Schumpeter writes [in History of Economic Analysis] also that “[for Marx,] accumulated capital invests itself in a wholly automatic manner”. As we saw in the note above, Schumpeter is quite simply as wrong on Marx on this point as is humanly possible to be. Hollander and Sweezy rightly dispute Schumpeter’s view too, but on totally spurious grounds. Of course, if we define capital as a “quantity”, a “surplus”, as does Sweezy [cf. his The Theory of Capitalist Development], then the generation and reinvestment of this surplus and profit becomes “wholly automatic” for capital even though the ultimate motivation for seeking this “surplus” may be social power, as Sweezy allows. What we are showing here is that capital, and therefore value, as Marx amply demonstrated, is not a quantity but a social relation, which requires innovation, and therefore entrepreneurial capitalists, for capitalist social relations of production to be kept antagonistically alive.
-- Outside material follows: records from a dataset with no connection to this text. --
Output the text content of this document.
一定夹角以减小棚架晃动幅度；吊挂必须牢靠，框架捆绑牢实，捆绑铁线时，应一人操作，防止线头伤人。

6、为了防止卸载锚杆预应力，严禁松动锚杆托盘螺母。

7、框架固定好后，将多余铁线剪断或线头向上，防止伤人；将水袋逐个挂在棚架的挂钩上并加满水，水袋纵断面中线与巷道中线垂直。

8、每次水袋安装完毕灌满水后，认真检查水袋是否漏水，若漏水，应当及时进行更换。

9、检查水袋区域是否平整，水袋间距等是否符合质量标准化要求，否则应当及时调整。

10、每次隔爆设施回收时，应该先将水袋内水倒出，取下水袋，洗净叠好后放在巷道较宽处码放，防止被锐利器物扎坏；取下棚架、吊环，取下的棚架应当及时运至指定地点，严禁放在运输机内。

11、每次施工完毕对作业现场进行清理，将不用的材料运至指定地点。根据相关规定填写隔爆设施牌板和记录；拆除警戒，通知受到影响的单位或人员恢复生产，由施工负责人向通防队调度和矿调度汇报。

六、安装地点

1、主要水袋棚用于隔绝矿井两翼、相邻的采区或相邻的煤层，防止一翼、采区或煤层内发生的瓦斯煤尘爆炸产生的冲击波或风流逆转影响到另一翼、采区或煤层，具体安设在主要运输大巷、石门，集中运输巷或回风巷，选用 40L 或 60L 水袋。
To the extent that Marx believed that [a] surplus value is a quantity and therefore innovation is about the relative share of production going to capitalists and workers and [b] that science and technology are exogenous to capitalist relations of production, and insofar as Marx did not derive the necessity of innovation and leadership from a conceptual critique of the notion of pure market competition, then Schumpeter’s charge is quite founded.

 

Blaug echoes Schumpeter on this criticism of Marx. Both are quoted in N. Hollander, The Economics of Karl Marx at p.410. Hollander concentrates instead on Marx’s allowance for “uncertainty” for the necessity of leadership in deciding the direction of investment at least in the early stages of capitalism [pp.410ff]. Both Hollander and Blaug, however, completely miss the point that we are making here: It is not “uncertainty” that engenders “leadership”; it is conflict as political antagonism – among capitalists, for Schumpeter, and between capitalists and workers for Marx. But antagonism here does not mean, as it does even for Sweezy, conflict over “the surplus” or “surplus value”; it is not a struggle over quantum because value in capitalism is not a quantity and only its monetary form, profit, is quantifiable! Blaug upbraids Marx for overlooking Schumpeter’s pioneering distinction which, for him, explains the “technical dynamism of capitalism”. Here Blaug has truly put the cart before the horse and then got himself into the most vicious of vicious circles: the entrepreneur is defined as “the agent of technically dynamic economic change”; ergo, capitalist technical dynamism cannot be explained unless there is an entrepreneur! But if the entrepreneur is an agent sui generis, in what historically and conceptually specific way must he be connected with capitalism? Why not have “feudal entrepreneurs” instead?

 

Of course, because leadership and ownership are different moments of capitalist industry, we should speak not of “entrepreneurs” and “capitalists” as does Schumpeter, but rather of “capitalist entrepreneurs” and “capitalist financiers”. The fact remains that capitalist financiers only entrust capital with capitalist entrepreneurs if the latter have “skin in the game”. In some ways, capitalist entrepreneurs bear far greater personal risks than do capitalist financiers who are able “to socialize” their losses. Consequently, “risk” or uncertainty cannot be the true source and rationale of Schumpeter’s distinction, regardless of what he claims [at pp.103-4 of BC, just after the passage quoted above].

 

Schumpeter’s entire oeuvre is punctuated and bedeviled with many contradictions and non sequiturs. At times, reading his works, one is reminded of the zany concoctions in Vilfredo Pareto’s Trattato di Sociologia. (Schumpeter’s manifest elitarian views – by which I mean not necessarily politically elitist but sociologically highlighting the prominent role of elites in society – are quite cognate to the views of Mosca and Pareto, a close collaborator of Walras, and then Michels and Weber in the first postwar period. Schumpeter dedicated a study to Pareto in his Ten Great Economists.) Yet, as Bobbio has shown (On Mosca and Pareto), the geniality, breadth and sheer intrepidity with which these great thinkers explore their themes can bear copious fruit if we resist the temptation to dismiss them as nonsense.